The Haitian government has been a corrupt shell for a long time prior to this earthquake, and it is only worse now. My suspicion is that the only reason they were arrested in the first place is that they would not bribe the border guards as the officials are accustomed to. Now the government is trying to legitimize itself by pretending to care about the orphans it has ignored for so long.

In Haiti, many parents drop their kids off at orphanages because they cannot care for the children themselves and desire a better life for them. I saw in multiple missionary orphanages that the quality of life for orphans is far superior to what they would otherwise have. So while it may be technically true that some of these orphans with the mission group have living parents, in all likelihood they were placed there intentionally.

CASEY McMILLAN, M.D.

Columbia

U.S. giving up space leadership

President Barack Obama is canceling the Constellation space program endorsed by President George W. Bush after the 2003 space shuttle Columbia disaster. A whole generation of American youth will be steered away from looking up to the stars. Countries such as China, Russia and Iran will develop a space program to send people to the moon. The United States will be seen as a nation that no longer can afford to be a leader in the world for technology or innovation. Technology takes time to develop, and we develop new technology to solve problems creatively.

On July 20, 1969, I watched as American astronaut Neil Armstrong became the first human to set foot on the moon, announcing to the world, "That's one small step for man, one giant leap for mankind."

President Obama is not giving American industry the chance to start again. American science advancement will no longer ring throughout the world as we step backward into the past and not the future..

The president should not let budget problems destroy NASA, which is a symbol of American genius in space.

JEWEL C. HOWERS

Lexington

Hard realities of welfare system

I know that I am not the only one who gets tired of the bleeding-heart liberals who want to complain about Andre Bauer's comment. Let's get real: He did not say to withhold support to children or anything of the sort. The American people cannot continue to support those who are able but unwilling to get a job. We have reduced the numbers of people who have abused the welfare system, but we must do more.
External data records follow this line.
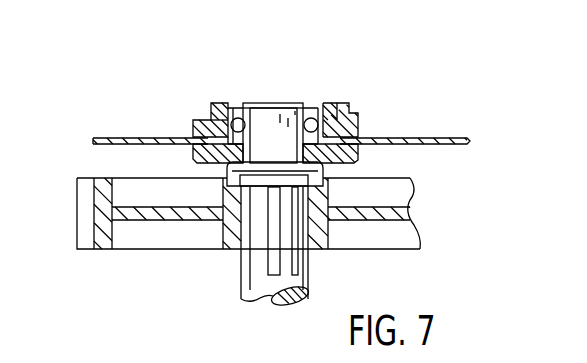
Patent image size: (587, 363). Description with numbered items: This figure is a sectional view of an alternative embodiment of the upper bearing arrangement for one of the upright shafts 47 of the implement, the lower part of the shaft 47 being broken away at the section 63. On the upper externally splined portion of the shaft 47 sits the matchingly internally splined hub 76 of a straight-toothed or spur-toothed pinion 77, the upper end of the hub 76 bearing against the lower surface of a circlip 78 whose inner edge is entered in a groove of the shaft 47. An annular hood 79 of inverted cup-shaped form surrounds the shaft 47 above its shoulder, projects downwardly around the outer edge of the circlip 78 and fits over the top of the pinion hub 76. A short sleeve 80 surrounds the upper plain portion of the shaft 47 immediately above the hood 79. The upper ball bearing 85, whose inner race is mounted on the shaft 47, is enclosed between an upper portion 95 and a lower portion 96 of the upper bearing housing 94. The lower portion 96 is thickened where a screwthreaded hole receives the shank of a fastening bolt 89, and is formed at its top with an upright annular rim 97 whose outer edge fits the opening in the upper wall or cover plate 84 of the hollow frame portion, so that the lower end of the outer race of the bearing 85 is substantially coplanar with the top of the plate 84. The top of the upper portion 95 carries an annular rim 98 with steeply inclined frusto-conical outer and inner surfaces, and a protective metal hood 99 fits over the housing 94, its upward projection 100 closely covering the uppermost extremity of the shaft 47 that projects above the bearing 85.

The shaft 47 is at (340, 264).
The sleeve end / break section 63 is at (250, 288).
The pinion hub 76 is at (325, 189).
The pinion 77 is at (77, 188).
The circlip 78 is at (227, 187).
The annular hood 79 is at (340, 172).
The sleeve 80 is at (245, 149).
The upper wall or cover plate 84 is at (104, 137).
The upper ball bearing 85 is at (330, 105).
The fastening bolt 89 is at (200, 110).
The upper bearing housing 94 is at (375, 122).
The upper portion of upper bearing housing 95 is at (192, 124).
The lower portion of upper bearing housing 96 is at (196, 151).
The annular rim 97 is at (372, 138).
The annular rim 98 is at (305, 104).
The protective metal hood 99 is at (206, 104).
The upward projection 100 is at (250, 104).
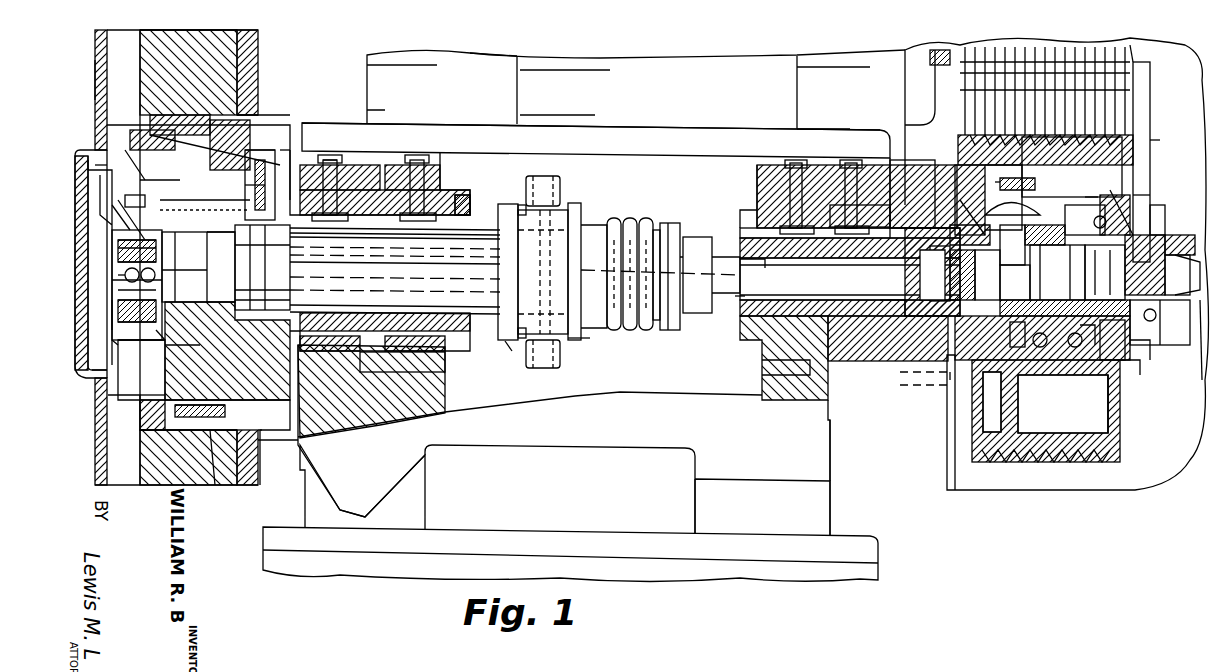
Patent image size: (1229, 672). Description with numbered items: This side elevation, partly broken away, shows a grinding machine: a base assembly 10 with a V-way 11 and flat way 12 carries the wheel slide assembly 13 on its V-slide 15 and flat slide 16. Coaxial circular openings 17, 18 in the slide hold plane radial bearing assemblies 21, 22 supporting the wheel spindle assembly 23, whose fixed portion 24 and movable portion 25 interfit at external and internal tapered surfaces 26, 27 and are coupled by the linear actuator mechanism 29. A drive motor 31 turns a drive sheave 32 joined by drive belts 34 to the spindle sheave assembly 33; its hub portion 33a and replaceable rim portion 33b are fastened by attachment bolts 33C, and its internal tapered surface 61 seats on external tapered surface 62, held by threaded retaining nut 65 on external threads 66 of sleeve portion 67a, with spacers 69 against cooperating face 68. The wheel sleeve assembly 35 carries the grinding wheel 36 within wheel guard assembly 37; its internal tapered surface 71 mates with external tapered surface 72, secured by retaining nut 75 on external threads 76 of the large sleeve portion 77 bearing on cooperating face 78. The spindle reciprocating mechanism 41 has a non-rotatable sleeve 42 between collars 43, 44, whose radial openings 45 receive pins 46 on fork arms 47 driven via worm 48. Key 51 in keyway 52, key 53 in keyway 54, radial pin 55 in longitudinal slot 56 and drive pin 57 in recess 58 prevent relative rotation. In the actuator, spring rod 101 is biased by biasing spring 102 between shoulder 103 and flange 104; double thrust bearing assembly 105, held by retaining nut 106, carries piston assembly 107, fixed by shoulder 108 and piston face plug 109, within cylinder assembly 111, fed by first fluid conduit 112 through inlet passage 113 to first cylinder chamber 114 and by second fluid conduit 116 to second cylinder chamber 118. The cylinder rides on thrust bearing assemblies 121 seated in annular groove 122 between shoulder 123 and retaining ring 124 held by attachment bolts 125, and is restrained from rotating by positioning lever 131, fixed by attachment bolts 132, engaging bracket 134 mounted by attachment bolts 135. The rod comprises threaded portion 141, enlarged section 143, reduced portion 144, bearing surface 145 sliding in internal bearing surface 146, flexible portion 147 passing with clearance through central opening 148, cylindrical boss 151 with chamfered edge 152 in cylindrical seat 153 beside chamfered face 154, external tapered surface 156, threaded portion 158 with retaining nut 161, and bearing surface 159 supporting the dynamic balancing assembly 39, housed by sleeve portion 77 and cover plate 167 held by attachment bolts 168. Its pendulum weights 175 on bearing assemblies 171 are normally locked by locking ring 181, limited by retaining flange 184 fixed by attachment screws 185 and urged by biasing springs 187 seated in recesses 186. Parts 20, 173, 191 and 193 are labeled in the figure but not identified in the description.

The base assembly 10 is at (858, 553).
The V-way 11 is at (400, 478).
The flat way 12 is at (812, 492).
The wheel slide assembly 13 is at (618, 430).
The V-slide 15 is at (305, 460).
The flat slide 16 is at (700, 485).
The circular opening 17 is at (360, 123).
The circular opening 18 is at (805, 165).
The housing 20 is at (290, 160).
The plane radial bearing assembly 21 is at (455, 200).
The plane radial bearing assembly 22 is at (755, 205).
The wheel spindle assembly 23 is at (692, 332).
The first longitudinally relatively fixed portion 24 is at (700, 237).
The second portion relatively movable longitudinally 25 is at (218, 485).
The external tapered surface 26 is at (165, 360).
The internal tapered surface 27 is at (215, 290).
The linear actuator mechanism 29 is at (1138, 355).
The drive motor 31 is at (497, 70).
The drive sheave 32 is at (1140, 48).
The spindle sheave assembly 33 is at (1118, 440).
The hub portion 33a is at (925, 372).
The replaceable rim portion 33b is at (1060, 360).
The attachment bolts 33C is at (1036, 182).
The drive belts 34 is at (1120, 92).
The wheel sleeve assembly 35 is at (245, 125).
The grinding wheel 36 is at (205, 50).
The wheel guard assembly 37 is at (105, 80).
The automatic dynamic balancing assembly 39 is at (112, 215).
The spindle reciprocating mechanism 41 is at (583, 205).
The non-rotatable sleeve 42 is at (533, 272).
The collar 43 is at (510, 342).
The collar 44 is at (585, 342).
The radial openings 45 is at (565, 200).
The pins 46 is at (548, 175).
The arms 47 is at (565, 185).
The worm 48 is at (635, 225).
The key 51 is at (950, 225).
The keyway 52 is at (975, 210).
The key 53 is at (178, 285).
The keyway 54 is at (137, 300).
The radially extending pin 55 is at (905, 270).
The longitudinal slot 56 is at (940, 262).
The drive pin 57 is at (262, 430).
The recess 58 is at (258, 445).
The internal tapered surface 61 is at (987, 275).
The external tapered surface 62 is at (989, 402).
The threaded retaining nut 65 is at (1019, 236).
The external threads 66 is at (1023, 335).
The sleeve portion 67a is at (1016, 282).
The cooperating face 68 is at (1063, 404).
The spacers or washers 69 is at (1040, 215).
The internal tapered surface 71 is at (175, 405).
The external tapered surface 72 is at (160, 415).
The retaining nut 75 is at (150, 185).
The external threads 76 is at (135, 205).
The relatively large sleeve portion 77 is at (100, 165).
The cooperating face 78 is at (150, 395).
The spring rod 101 is at (762, 345).
The biasing spring 102 is at (964, 275).
The shoulder 103 is at (920, 225).
The flange 104 is at (1057, 272).
The double thrust anti-friction bearing assembly 105 is at (1120, 360).
The retaining nut 106 is at (1145, 330).
The piston assembly 107 is at (1125, 205).
The shoulder 108 is at (1090, 215).
The threaded piston face plug 109 is at (1172, 250).
The cylinder assembly 111 is at (1085, 360).
The first fluid conduit 112 is at (1150, 215).
The fluid inlet passage 113 is at (1090, 200).
The first cylinder chamber 114 is at (1192, 275).
The second fluid conduit 116 is at (1160, 345).
The second cylinder chamber 118 is at (1140, 375).
The thrust bearing assembly 121 is at (1110, 420).
The annular groove 122 is at (1053, 242).
The shoulder 123 is at (1040, 360).
The retaining ring 124 is at (1135, 200).
The attachment bolts 125 is at (1152, 140).
The cylinder assembly positioning lever 131 is at (1150, 68).
The attachment bolts 132 is at (1205, 380).
The bracket 134 is at (960, 85).
The attachment bolts 135 is at (930, 62).
The relatively reduced threaded portion 141 is at (1105, 272).
The relatively enlarged section 143 is at (1045, 226).
The relatively reduced portion 144 is at (1030, 185).
The enlarged elongated bearing surface 145 is at (850, 281).
The internal bearing surface 146 is at (850, 270).
The elongated flexible portion 147 is at (735, 300).
The central opening 148 is at (722, 257).
The cylindrical boss 151 is at (345, 263).
The chamfered edge 152 is at (345, 252).
The cylindrical seat 153 is at (345, 236).
The chamfered face 154 is at (235, 232).
The external tapered surface 156 is at (205, 205).
The threaded portion 158 is at (125, 288).
The elongated bearing surface 159 is at (120, 262).
The retaining nut 161 is at (118, 240).
The cover plate 167 is at (160, 325).
The attachment bolts 168 is at (112, 340).
The bearing assemblies 171 is at (120, 248).
The ring 173 is at (120, 275).
The pendulum weights 175 is at (112, 312).
The locking ring 181 is at (140, 340).
The retaining flange 184 is at (118, 328).
The attachment screws 185 is at (100, 380).
The recesses 186 is at (160, 200).
The biasing springs 187 is at (250, 185).
The bolt 191 is at (348, 160).
The ring 193 is at (260, 141).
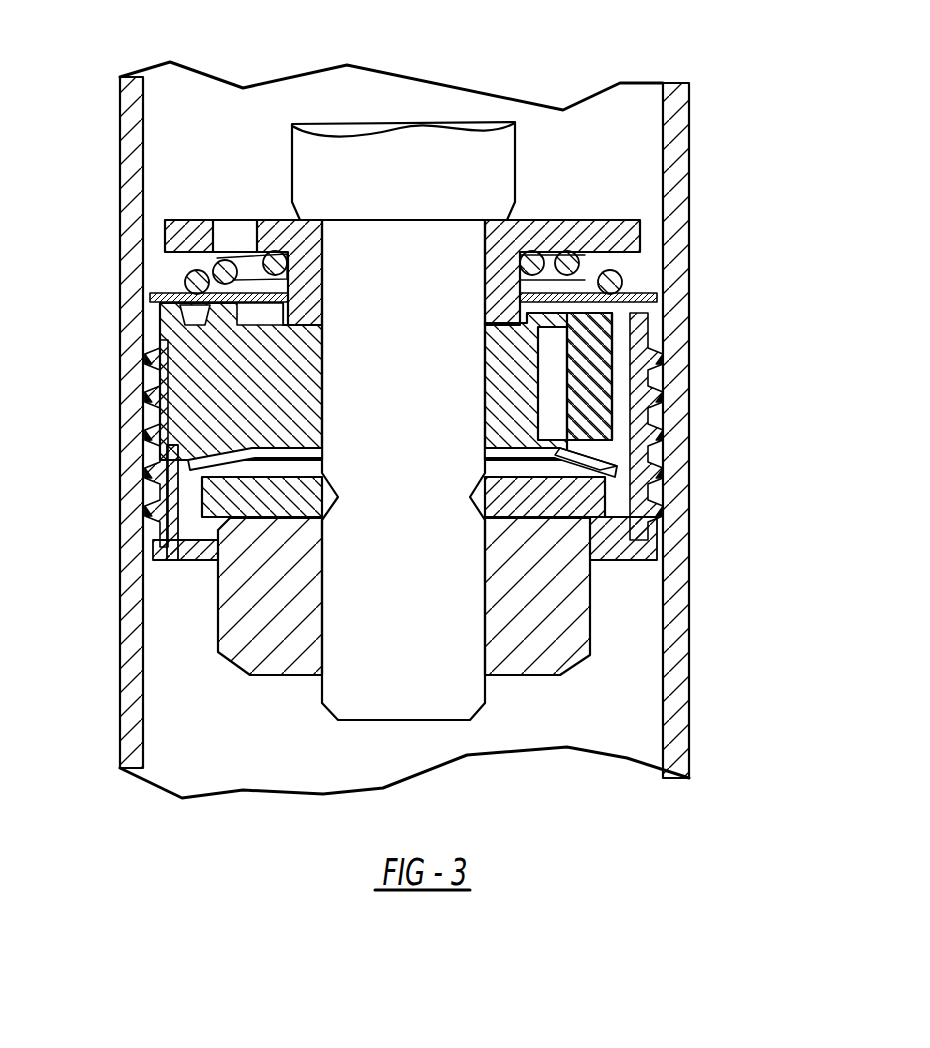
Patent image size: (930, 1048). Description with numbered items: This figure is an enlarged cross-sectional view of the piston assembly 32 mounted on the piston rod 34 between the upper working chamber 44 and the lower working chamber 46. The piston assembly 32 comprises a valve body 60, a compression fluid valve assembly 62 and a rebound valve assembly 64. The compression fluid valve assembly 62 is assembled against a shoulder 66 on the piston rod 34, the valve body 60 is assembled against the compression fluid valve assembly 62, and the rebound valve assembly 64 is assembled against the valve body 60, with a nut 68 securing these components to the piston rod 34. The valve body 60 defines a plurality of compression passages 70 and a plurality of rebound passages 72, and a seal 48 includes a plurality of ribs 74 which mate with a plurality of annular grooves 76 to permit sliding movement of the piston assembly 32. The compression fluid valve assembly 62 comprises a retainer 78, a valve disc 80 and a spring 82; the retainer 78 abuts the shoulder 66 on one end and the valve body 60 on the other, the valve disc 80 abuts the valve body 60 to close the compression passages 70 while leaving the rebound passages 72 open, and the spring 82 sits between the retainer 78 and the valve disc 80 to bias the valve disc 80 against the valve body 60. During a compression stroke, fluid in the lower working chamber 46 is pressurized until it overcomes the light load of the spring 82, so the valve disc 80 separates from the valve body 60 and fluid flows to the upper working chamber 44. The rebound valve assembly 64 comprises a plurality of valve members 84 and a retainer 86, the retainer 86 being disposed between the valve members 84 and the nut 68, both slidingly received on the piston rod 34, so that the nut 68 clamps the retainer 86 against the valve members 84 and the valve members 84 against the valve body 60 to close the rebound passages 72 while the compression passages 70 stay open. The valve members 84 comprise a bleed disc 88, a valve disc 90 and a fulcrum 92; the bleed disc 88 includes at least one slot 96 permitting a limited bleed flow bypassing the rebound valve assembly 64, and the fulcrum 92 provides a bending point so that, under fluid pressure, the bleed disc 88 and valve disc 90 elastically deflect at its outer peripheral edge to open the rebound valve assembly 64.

The piston assembly 32 is at (603, 122).
The piston rod 34 is at (385, 177).
The upper working chamber 44 is at (181, 121).
The lower working chamber 46 is at (590, 721).
The seal 48 is at (145, 350).
The valve body 60 is at (220, 377).
The compression fluid valve assembly 62 is at (585, 187).
The rebound valve assembly 64 is at (608, 583).
The shoulder 66 is at (363, 225).
The nut 68 is at (250, 660).
The compression passages 70 is at (618, 377).
The rebound passages 72 is at (555, 353).
The ribs 74 is at (656, 480).
The annular grooves 76 is at (150, 425).
The retainer 78 is at (197, 232).
The valve disc 80 is at (148, 295).
The spring 82 is at (185, 283).
The valve members 84 is at (612, 465).
The retainer 86 is at (222, 510).
The bleed disc 88 is at (612, 416).
The valve disc 90 is at (598, 418).
The fulcrum 92 is at (262, 478).
The slot 96 is at (190, 457).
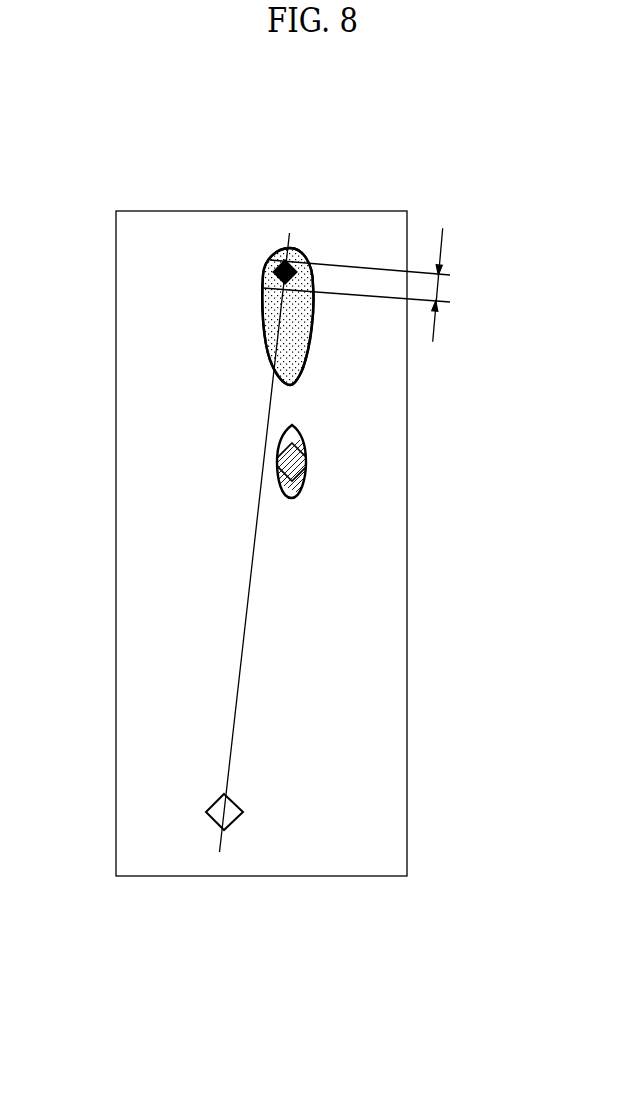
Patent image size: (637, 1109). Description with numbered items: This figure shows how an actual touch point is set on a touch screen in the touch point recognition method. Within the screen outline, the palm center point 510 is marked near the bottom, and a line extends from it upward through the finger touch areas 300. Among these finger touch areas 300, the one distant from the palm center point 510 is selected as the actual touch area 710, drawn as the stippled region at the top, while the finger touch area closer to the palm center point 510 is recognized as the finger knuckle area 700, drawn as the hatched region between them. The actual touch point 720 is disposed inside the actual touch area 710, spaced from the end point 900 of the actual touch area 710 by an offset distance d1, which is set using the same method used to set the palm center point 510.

The end point 900 is at (289, 247).
The actual touch area 710 is at (262, 300).
The finger touch area 300 is at (297, 350).
The actual touch point 720 is at (265, 260).
The offset distance d1 is at (444, 277).
The finger knuckle area 700 is at (292, 487).
The palm center point 510 is at (230, 818).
We must hold those people who are on welfare accountable, and if they can't go to school meetings with their kids while getting a subsidy, then we must ask ourselves is that the environment for the children to live in?

It's never a good time to discuss hard decisions, but we must protect the elderly and the children and hold those accountable who are able to get a job and not a handout.

STEVEN J. FOLLMANN

Chapin

Clyburn's nonsense cure for recession ills

Rep. Jim Clyburn's recent assertion that we have to "spend our way out of a recession" is the same kind of twisted logic that got us where we are today. I think Clyburn's exalted position has gone to his already swelled head. He's clearly unqualified to be a congressman; it's time for him to step down and let South Carolina find someone qualified to fill his place in Congress before he helps drag the country over the cliff.